Here we are on the cusp of the true New Year again, at least for those of us whose calendars revolve around the school year. I have been thinking about what advice I might give to those preparing for their first year in the classroom. In reflecting, I realized that the advice was just as relevant to me, in my 23rd year of teaching, or to those taking on a new grade, or at a new school, or in a non-classroom setting for the first time. So, here goes:
The overarching idea I came up with was that of balance. I know that seems trite, but the things I thought about all kept circling back to that main idea.

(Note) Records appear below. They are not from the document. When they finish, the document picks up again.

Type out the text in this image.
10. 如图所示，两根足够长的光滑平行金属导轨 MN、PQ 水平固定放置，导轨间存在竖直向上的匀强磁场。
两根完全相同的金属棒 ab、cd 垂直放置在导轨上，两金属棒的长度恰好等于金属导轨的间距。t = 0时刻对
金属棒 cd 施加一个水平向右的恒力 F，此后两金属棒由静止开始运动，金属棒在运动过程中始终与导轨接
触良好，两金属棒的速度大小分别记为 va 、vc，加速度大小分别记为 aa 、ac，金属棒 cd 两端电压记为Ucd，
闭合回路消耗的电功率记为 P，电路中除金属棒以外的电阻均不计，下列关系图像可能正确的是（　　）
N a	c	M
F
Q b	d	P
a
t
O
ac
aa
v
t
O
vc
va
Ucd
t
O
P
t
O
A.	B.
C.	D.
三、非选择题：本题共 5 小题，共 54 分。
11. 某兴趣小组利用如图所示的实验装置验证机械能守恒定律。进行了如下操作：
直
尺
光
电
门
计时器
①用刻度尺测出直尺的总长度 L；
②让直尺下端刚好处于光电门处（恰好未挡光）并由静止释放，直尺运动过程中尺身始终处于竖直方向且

So, where do we need balance?
In our interactions with each other; trying to find that balance between being a careful, thoughtful, engaged listener, and not being afraid to share our ideas and contribute to the conversation. Especially as young teachers, it can sometimes be intimidating to throw an idea into the mix – after all, all these other teachers have tons of experience, right? Don’t lose sight of the fact that you bring your unique gifts and experience to the table. Always be willing to listen and learn, but don’t be willing to disappear – strive for balance.
In our time management; I know this is a huge one for me, and has been throughout my teaching career. I have had to learn, in some cases the hard way, to find a balance between my professional and personal life. Most of us are utterly passionate about what we do for a living, and that can become all-consuming. Remembering that there is a world beyond planning, assessing and giving feedback can be a challenge, but it is incredibly important. If you’re in a new community in particular, find things to engage you outside of the school building – an ultimate Frisbee team, a community choir, tickets to a film series. Having a life outside the school building (especially if you’re a singleton) can, without exaggeration, be the thing that keeps your head in the game inside the building. As you progress through your career, try and keep this one going. Remember, when they come along, that your own kids deserve as much patience and understanding as the ones in your classrooms.
In the line between doing too much, and doing enough; don’t take on every volunteer commitment in the building, but please, take on at least one – coach a team, be a union steward, play piano for the choir. If you have any musical skills at all, please consider using them to help your students – it’s an area that’s disappearing in many schools. Get to know your students in a non-classroom context. It can be a gift to all of you.
There’s more, but you’ll figure it out along the way. Strive for balance. Enjoy the ride. Have a great first day, everyday.